Sincerely your ever vigilant neighbour,
Sir Sir Emerson Lighthouse,
MD, PHD, MBA, NBE, (double knighted, twice retired)

Spread the love


  1. Delta Sweetwater Delta Sweetwater October 10, 2012

    Well, my idea is that the strange creature Jimmy saw in North Fells may have something to do with the Zombies and not the vaccine, but so far I do not have any evidence to back this claim up. Still, I managed to help Arnold and the others capture Momo, at least thats something. I have to see how much more I can get invovled in all of this.

    • Petharic Petharic October 10, 2012

      Do you know how to handle a firearm? My suggestion for getting involved would be to shoot Emerson Lighthouse off that roof of his before he hurts someone.


  2. Junie Ginsburg Junie Ginsburg October 10, 2012

    Really, Miss Book, there is nothing like the electrostatic hum of a resonant transformer to make a girl feel safe and secure.

    *inflates foil balloons with scary faces to float up to Em for target practice*

  3. Mr. Arnold Mr. Arnold October 11, 2012

    I spoke to Bookworm earlier in the day about this very issue…about not letting you shoot them as a matter of fact…

    Oh yes, and to ask her to have someone stay inside the asylum with us after the three attempted break ins…that Nymlet individual really wanted to shoot the people inside.  Not to mention the clockwork that’s obsessed…

    • Avariel Falcon Avariel Falcon October 11, 2012

      *ponders obsessed clockwork…*

    • Emerson Lighthouse Emerson Lighthouse October 11, 2012

      Arnold, what nonsense are you dithering on about this time? What is a Tesla cannon for if not blowing away zombies and the occasional escaped (and potentally supernatural) homicidal lunatic? I’m not planning on storming your asylum, so relax and take some more of that catnip you fancy. 

      • Avariel Falcon Avariel Falcon October 11, 2012

        *finishes work on the new Mk.III Aetheric Cannon*

        Lock and load! Yay!

        Although… technically you don’t load an aetheric cannon, you turn it on and bwooosh! zombie full of holes!

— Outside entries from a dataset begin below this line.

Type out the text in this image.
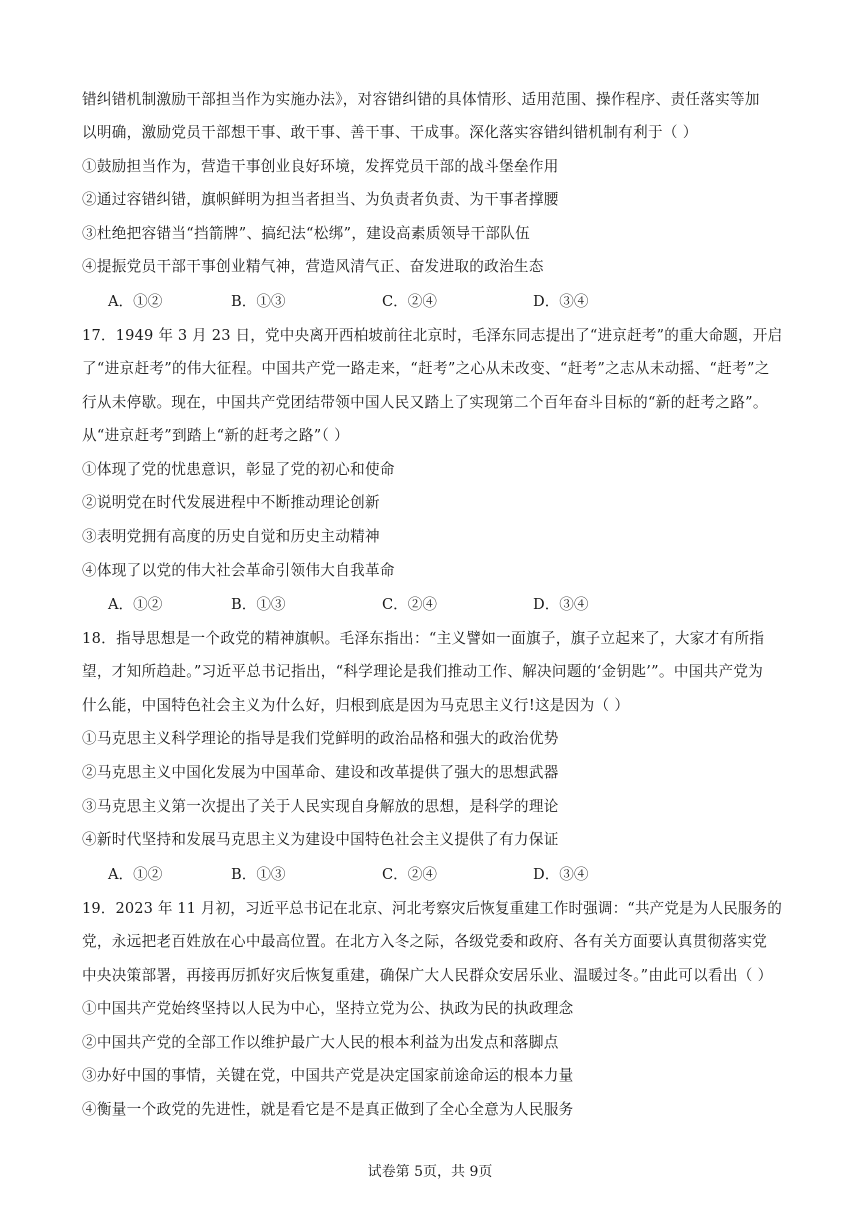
错纠错机制激励干部担当作为实施办法》，对容错纠错的具体情形、适用范围、操作程序、责任落实等加
以明确，激励党员干部想干事、敢干事、善干事、干成事。深化落实容错纠错机制有利于（ ）
①鼓励担当作为，营造干事创业良好环境，发挥党员干部的战斗堡垒作用
②通过容错纠错，旗帜鲜明为担当者担当、为负责者负责、为干事者撑腰
③杜绝把容错当“挡箭牌”、搞纪法“松绑”，建设高素质领导干部队伍
④提振党员干部干事创业精气神，营造风清气正、奋发进取的政治生态
A．①②	B．①③	C．②④	D．③④
17．1949 年 3 月 23 日，党中央离开西柏坡前往北京时，毛泽东同志提出了“进京赶考”的重大命题，开启
了“进京赶考”的伟大征程。中国共产党一路走来，“赶考”之心从未改变、“赶考”之志从未动摇、“赶考”之
行从未停歇。现在，中国共产党团结带领中国人民又踏上了实现第二个百年奋斗目标的“新的赶考之路”。
从“进京赶考”到踏上“新的赶考之路”（ ）
①体现了党的忧患意识，彰显了党的初心和使命
②说明党在时代发展进程中不断推动理论创新
③表明党拥有高度的历史自觉和历史主动精神
④体现了以党的伟大社会革命引领伟大自我革命
A．①②	B．①③	C．②④	D．③④
18．指导思想是一个政党的精神旗帜。毛泽东指出：“主义譬如一面旗子，旗子立起来了，大家才有所指
望，才知所趋赴。”习近平总书记指出，“科学理论是我们推动工作、解决问题的‘金钥匙’”。中国共产党为
什么能，中国特色社会主义为什么好，归根到底是因为马克思主义行!这是因为（ ）
①马克思主义科学理论的指导是我们党鲜明的政治品格和强大的政治优势
②马克思主义中国化发展为中国革命、建设和改革提供了强大的思想武器
③马克思主义第一次提出了关于人民实现自身解放的思想，是科学的理论
④新时代坚持和发展马克思主义为建设中国特色社会主义提供了有力保证
A．①②	B．①③	C．②④	D．③④
19．2023 年 11 月初，习近平总书记在北京、河北考察灾后恢复重建工作时强调：“共产党是为人民服务的
党，永远把老百姓放在心中最高位置。在北方入冬之际，各级党委和政府、各有关方面要认真贯彻落实党
中央决策部署，再接再厉抓好灾后恢复重建，确保广大人民群众安居乐业、温暖过冬。”由此可以看出（ ）
①中国共产党始终坚持以人民为中心，坚持立党为公、执政为民的执政理念
②中国共产党的全部工作以维护最广大人民的根本利益为出发点和落脚点
③办好中国的事情，关键在党，中国共产党是决定国家前途命运的根本力量
④衡量一个政党的先进性，就是看它是不是真正做到了全心全意为人民服务
试卷第 5页，共 9页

        Anyhow, I approve of Tesla cannons, everyone should have one! Also we have a half price offer on aetheric accumulator charging this week!

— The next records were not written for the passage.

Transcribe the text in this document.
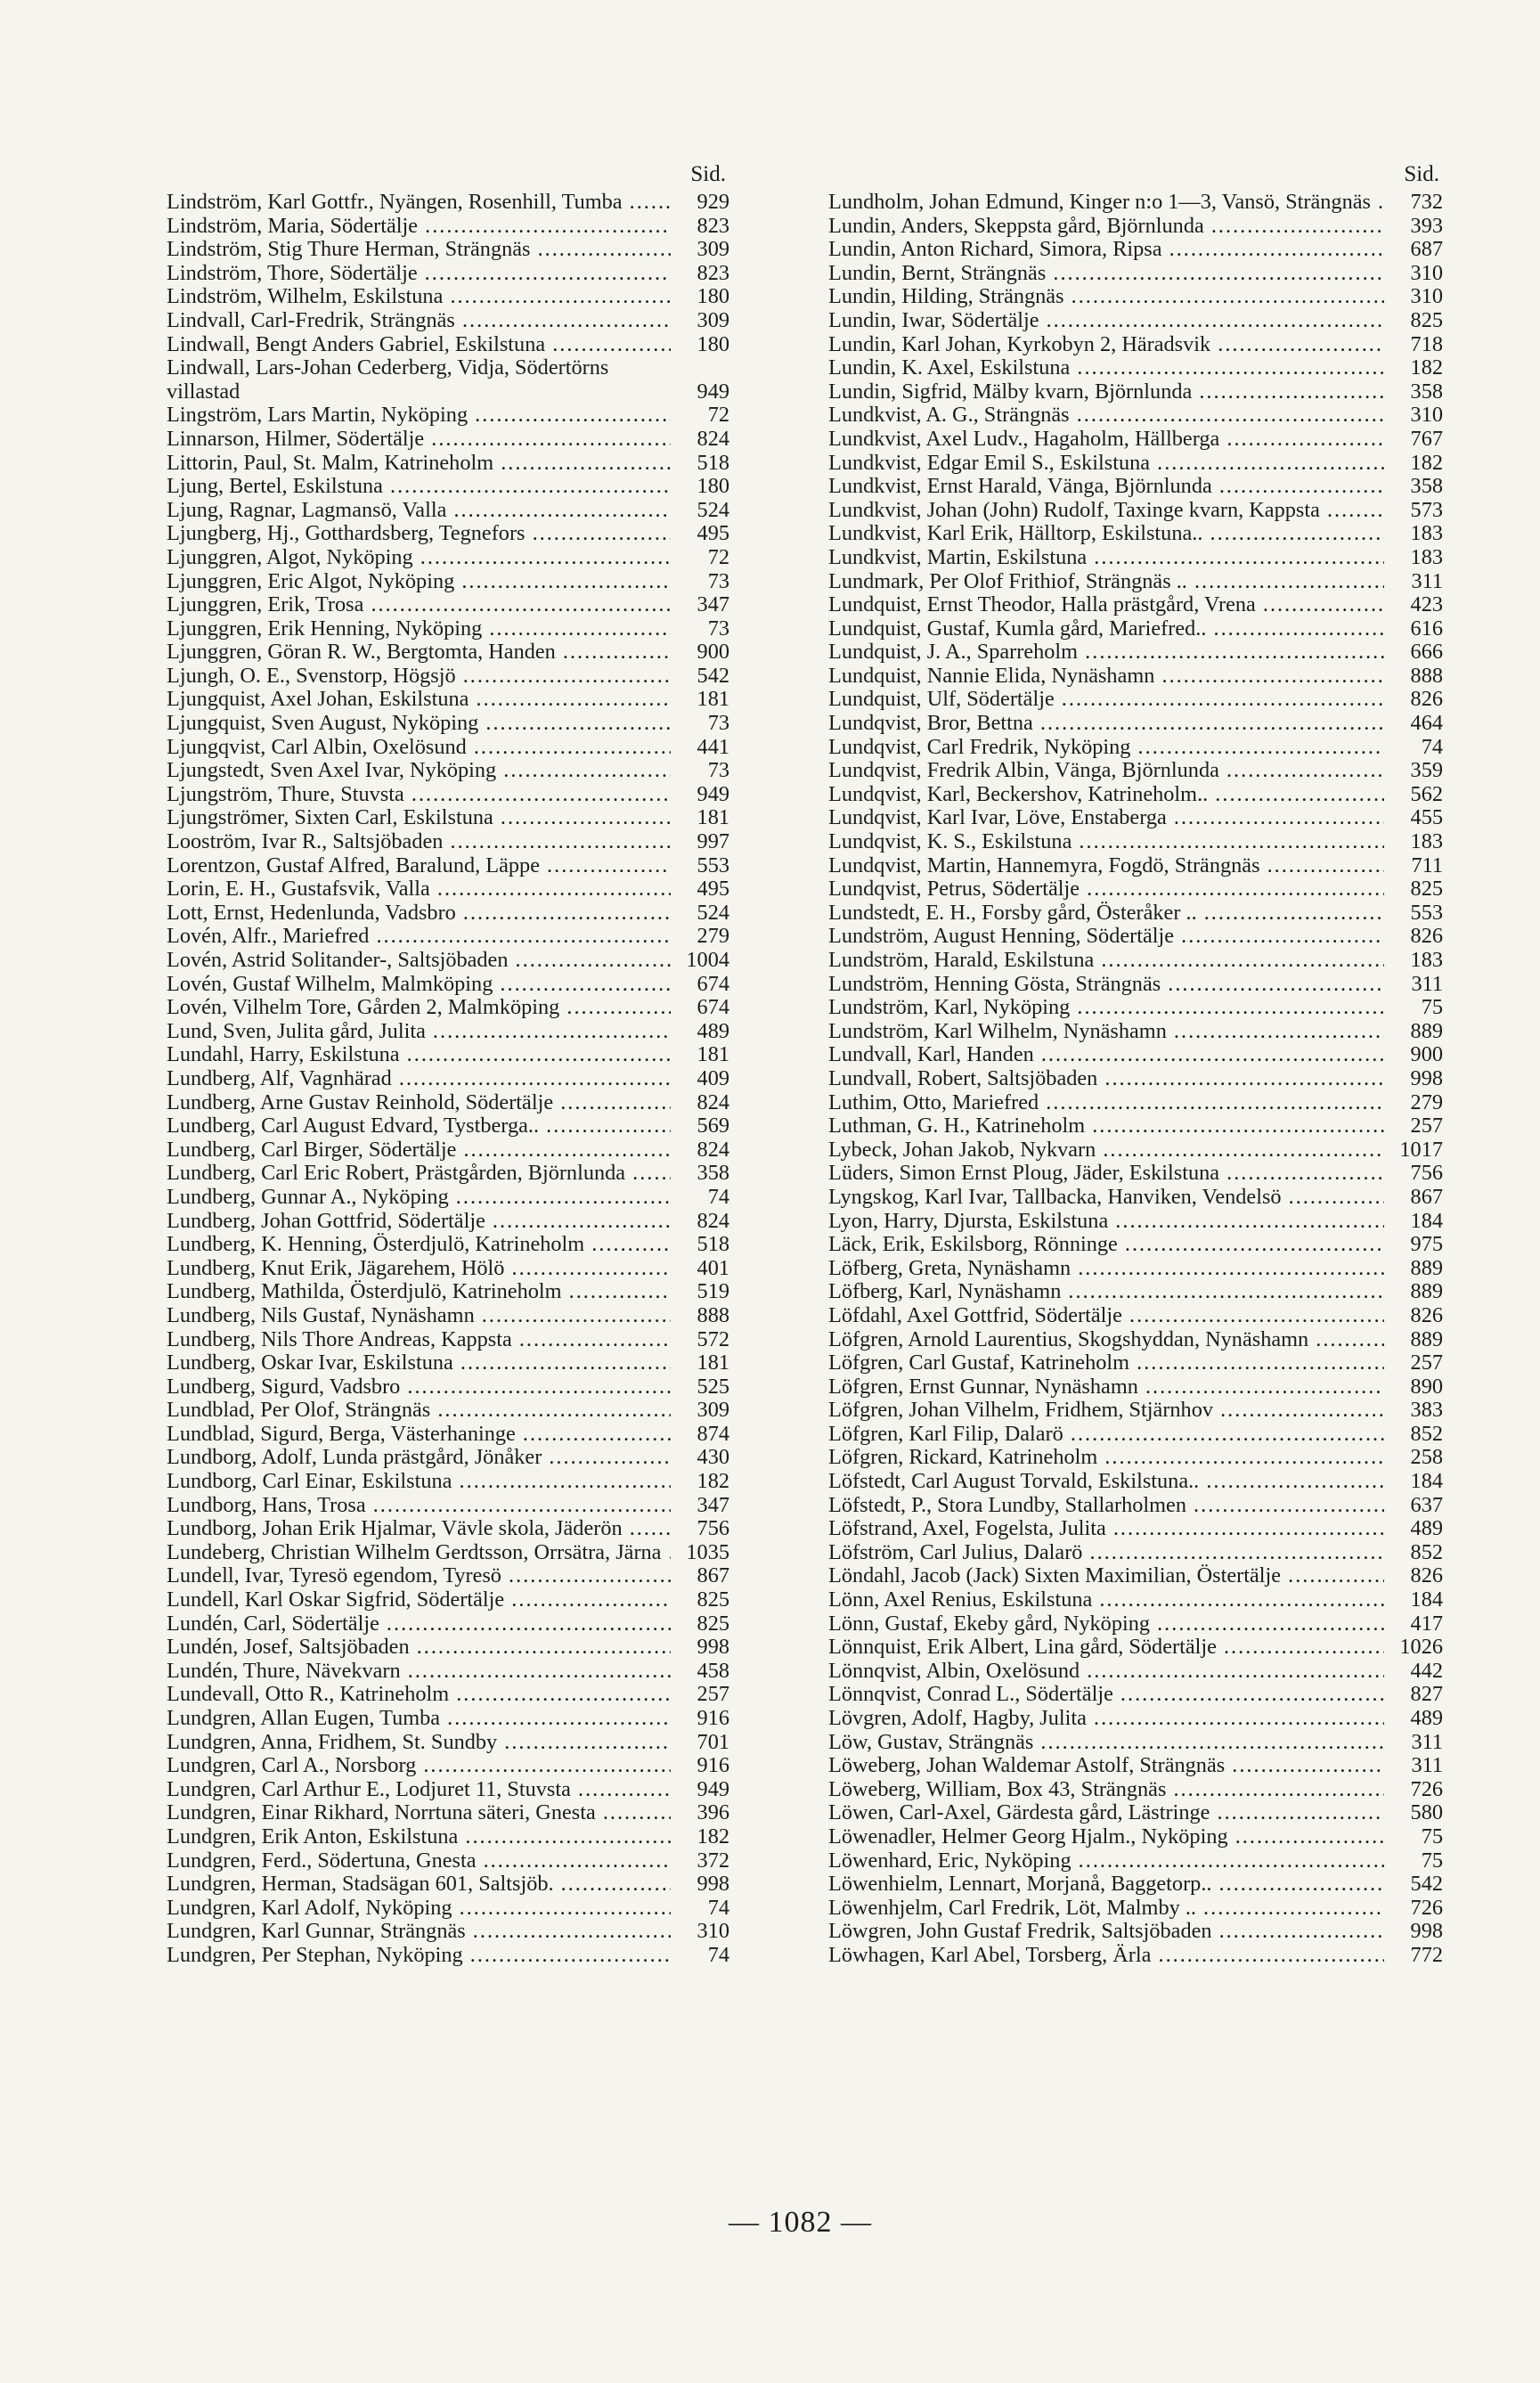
Sid.
Lindström, Karl Gottfr., Nyängen, Rosenhill, Tumba .....	929
Lindström, Maria, Södertälje .....	823
Lindström, Stig Thure Herman, Strängnäs .....	309
Lindström, Thore, Södertälje .....	823
Lindström, Wilhelm, Eskilstuna .....	180
Lindvall, Carl-Fredrik, Strängnäs .....	309
Lindwall, Bengt Anders Gabriel, Eskilstuna .....	180
Lindwall, Lars-Johan Cederberg, Vidja, Södertörns villastad	949
Lingström, Lars Martin, Nyköping .....	72
Linnarson, Hilmer, Södertälje .....	824
Littorin, Paul, St. Malm, Katrineholm .....	518
Ljung, Bertel, Eskilstuna .....	180
Ljung, Ragnar, Lagmansö, Valla .....	524
Ljungberg, Hj., Gotthardsberg, Tegnefors .....	495
Ljunggren, Algot, Nyköping .....	72
Ljunggren, Eric Algot, Nyköping .....	73
Ljunggren, Erik, Trosa .....	347
Ljunggren, Erik Henning, Nyköping .....	73
Ljunggren, Göran R. W., Bergtomta, Handen .....	900
Ljungh, O. E., Svenstorp, Högsjö .....	542
Ljungquist, Axel Johan, Eskilstuna .....	181
Ljungquist, Sven August, Nyköping .....	73
Ljungqvist, Carl Albin, Oxelösund .....	441
Ljungstedt, Sven Axel Ivar, Nyköping .....	73
Ljungström, Thure, Stuvsta .....	949
Ljungströmer, Sixten Carl, Eskilstuna .....	181
Looström, Ivar R., Saltsjöbaden .....	997
Lorentzon, Gustaf Alfred, Baralund, Läppe .....	553
Lorin, E. H., Gustafsvik, Valla .....	495
Lott, Ernst, Hedenlunda, Vadsbro .....	524
Lovén, Alfr., Mariefred .....	279
Lovén, Astrid Solitander-, Saltsjöbaden .....	1004
Lovén, Gustaf Wilhelm, Malmköping .....	674
Lovén, Vilhelm Tore, Gården 2, Malmköping .....	674
Lund, Sven, Julita gård, Julita .....	489
Lundahl, Harry, Eskilstuna .....	181
Lundberg, Alf, Vagnhärad .....	409
Lundberg, Arne Gustav Reinhold, Södertälje .....	824
Lundberg, Carl August Edvard, Tystberga.. .....	569
Lundberg, Carl Birger, Södertälje .....	824
Lundberg, Carl Eric Robert, Prästgården, Björnlunda .....	358
Lundberg, Gunnar A., Nyköping .....	74
Lundberg, Johan Gottfrid, Södertälje .....	824
Lundberg, K. Henning, Österdjulö, Katrineholm .....	518
Lundberg, Knut Erik, Jägarehem, Hölö .....	401
Lundberg, Mathilda, Österdjulö, Katrineholm .....	519
Lundberg, Nils Gustaf, Nynäshamn .....	888
Lundberg, Nils Thore Andreas, Kappsta .....	572
Lundberg, Oskar Ivar, Eskilstuna .....	181
Lundberg, Sigurd, Vadsbro .....	525
Lundblad, Per Olof, Strängnäs .....	309
Lundblad, Sigurd, Berga, Västerhaninge .....	874
Lundborg, Adolf, Lunda prästgård, Jönåker .....	430
Lundborg, Carl Einar, Eskilstuna .....	182
Lundborg, Hans, Trosa .....	347
Lundborg, Johan Erik Hjalmar, Vävle skola, Jäderön .....	756
Lundeberg, Christian Wilhelm Gerdtsson, Orrsätra, Järna .....	1035
Lundell, Ivar, Tyresö egendom, Tyresö .....	867
Lundell, Karl Oskar Sigfrid, Södertälje .....	825
Lundén, Carl, Södertälje .....	825
Lundén, Josef, Saltsjöbaden .....	998
Lundén, Thure, Nävekvarn .....	458
Lundevall, Otto R., Katrineholm .....	257
Lundgren, Allan Eugen, Tumba .....	916
Lundgren, Anna, Fridhem, St. Sundby .....	701
Lundgren, Carl A., Norsborg .....	916
Lundgren, Carl Arthur E., Lodjuret 11, Stuvsta .....	949
Lundgren, Einar Rikhard, Norrtuna säteri, Gnesta .....	396
Lundgren, Erik Anton, Eskilstuna .....	182
Lundgren, Ferd., Södertuna, Gnesta .....	372
Lundgren, Herman, Stadsägan 601, Saltsjöb. .....	998
Lundgren, Karl Adolf, Nyköping .....	74
Lundgren, Karl Gunnar, Strängnäs .....	310
Lundgren, Per Stephan, Nyköping .....	74
Sid.
Lundholm, Johan Edmund, Kinger n:o 1—3, Vansö, Strängnäs .....	732
Lundin, Anders, Skeppsta gård, Björnlunda .....	393
Lundin, Anton Richard, Simora, Ripsa .....	687
Lundin, Bernt, Strängnäs .....	310
Lundin, Hilding, Strängnäs .....	310
Lundin, Iwar, Södertälje .....	825
Lundin, Karl Johan, Kyrkobyn 2, Häradsvik .....	718
Lundin, K. Axel, Eskilstuna .....	182
Lundin, Sigfrid, Mälby kvarn, Björnlunda .....	358
Lundkvist, A. G., Strängnäs .....	310
Lundkvist, Axel Ludv., Hagaholm, Hällberga .....	767
Lundkvist, Edgar Emil S., Eskilstuna .....	182
Lundkvist, Ernst Harald, Vänga, Björnlunda .....	358
Lundkvist, Johan (John) Rudolf, Taxinge kvarn, Kappsta .....	573
Lundkvist, Karl Erik, Hälltorp, Eskilstuna.. .....	183
Lundkvist, Martin, Eskilstuna .....	183
Lundmark, Per Olof Frithiof, Strängnäs .. .....	311
Lundquist, Ernst Theodor, Halla prästgård, Vrena .....	423
Lundquist, Gustaf, Kumla gård, Mariefred.. .....	616
Lundquist, J. A., Sparreholm .....	666
Lundquist, Nannie Elida, Nynäshamn .....	888
Lundquist, Ulf, Södertälje .....	826
Lundqvist, Bror, Bettna .....	464
Lundqvist, Carl Fredrik, Nyköping .....	74
Lundqvist, Fredrik Albin, Vänga, Björnlunda .....	359
Lundqvist, Karl, Beckershov, Katrineholm.. .....	562
Lundqvist, Karl Ivar, Löve, Enstaberga .....	455
Lundqvist, K. S., Eskilstuna .....	183
Lundqvist, Martin, Hannemyra, Fogdö, Strängnäs .....	711
Lundqvist, Petrus, Södertälje .....	825
Lundstedt, E. H., Forsby gård, Österåker .. .....	553
Lundström, August Henning, Södertälje .....	826
Lundström, Harald, Eskilstuna .....	183
Lundström, Henning Gösta, Strängnäs .....	311
Lundström, Karl, Nyköping .....	75
Lundström, Karl Wilhelm, Nynäshamn .....	889
Lundvall, Karl, Handen .....	900
Lundvall, Robert, Saltsjöbaden .....	998
Luthim, Otto, Mariefred .....	279
Luthman, G. H., Katrineholm .....	257
Lybeck, Johan Jakob, Nykvarn .....	1017
Lüders, Simon Ernst Ploug, Jäder, Eskilstuna .....	756
Lyngskog, Karl Ivar, Tallbacka, Hanviken, Vendelsö .....	867
Lyon, Harry, Djursta, Eskilstuna .....	184
Läck, Erik, Eskilsborg, Rönninge .....	975
Löfberg, Greta, Nynäshamn .....	889
Löfberg, Karl, Nynäshamn .....	889
Löfdahl, Axel Gottfrid, Södertälje .....	826
Löfgren, Arnold Laurentius, Skogshyddan, Nynäshamn .....	889
Löfgren, Carl Gustaf, Katrineholm .....	257
Löfgren, Ernst Gunnar, Nynäshamn .....	890
Löfgren, Johan Vilhelm, Fridhem, Stjärnhov .....	383
Löfgren, Karl Filip, Dalarö .....	852
Löfgren, Rickard, Katrineholm .....	258
Löfstedt, Carl August Torvald, Eskilstuna.. .....	184
Löfstedt, P., Stora Lundby, Stallarholmen .....	637
Löfstrand, Axel, Fogelsta, Julita .....	489
Löfström, Carl Julius, Dalarö .....	852
Löndahl, Jacob (Jack) Sixten Maximilian, Östertälje .....	826
Lönn, Axel Renius, Eskilstuna .....	184
Lönn, Gustaf, Ekeby gård, Nyköping .....	417
Lönnquist, Erik Albert, Lina gård, Södertälje .....	1026
Lönnqvist, Albin, Oxelösund .....	442
Lönnqvist, Conrad L., Södertälje .....	827
Lövgren, Adolf, Hagby, Julita .....	489
Löw, Gustav, Strängnäs .....	311
Löweberg, Johan Waldemar Astolf, Strängnäs .....	311
Löweberg, William, Box 43, Strängnäs .....	726
Löwen, Carl-Axel, Gärdesta gård, Lästringe .....	580
Löwenadler, Helmer Georg Hjalm., Nyköping .....	75
Löwenhard, Eric, Nyköping .....	75
Löwenhielm, Lennart, Morjanå, Baggetorp.. .....	542
Löwenhjelm, Carl Fredrik, Löt, Malmby .. .....	726
Löwgren, John Gustaf Fredrik, Saltsjöbaden .....	998
Löwhagen, Karl Abel, Torsberg, Ärla .....	772
— 1082 —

        • Emerson Lighthouse Emerson Lighthouse October 11, 2012

          *sips his morning coffee and ponders how one high fives a clockwork unicorn*


      • Mr. Arnold Mr. Arnold October 11, 2012

        Well at least you aren’t planning to, a few others haven’t seemed to give up just yet.

        I admit that I was shooting the zombie dino’s last year using that Tesla cannon, but those things could jump…and break through windows…and doors.

  4. Bookworm Hienrichs Bookworm Hienrichs October 11, 2012

    Bookworm sighed and shook her head as she finished Mr. Lighthouse’s note.  She still hadn’t fully made up her mind about him.  On the one hand, there was no denying he was rather a charming rogue.  On the other hand, she really had to wonder about his grasp of reality.  After all–Martians?  And Morlocks and Tharks, whatever they were?  All beneath Clockhaven’s streets?

    ‘On the other other hand,’ she thought wryly, ‘this is New Babbage.’  Perhaps she should get more details from him–and whoever had been with him.

    But later, of course.  She first had to deal with the now-usual October madness.  And not just zombies this year–though so far, at least, the outbreak seemed limited–but a wolf-like creature that had escaped from the asylum and probably attacked at least one person before its recapture.  Arnold had said to look for someone with rabies, but Bookworm knew enough to read between the lines, and she’d dug out some silver ammunition, just in case.

    She also dashed off a note recommending that the militia set up a constant watch at the asylum for the next few days.  The break-in attempts were definitely disturbing, and not something she wanted to see continue.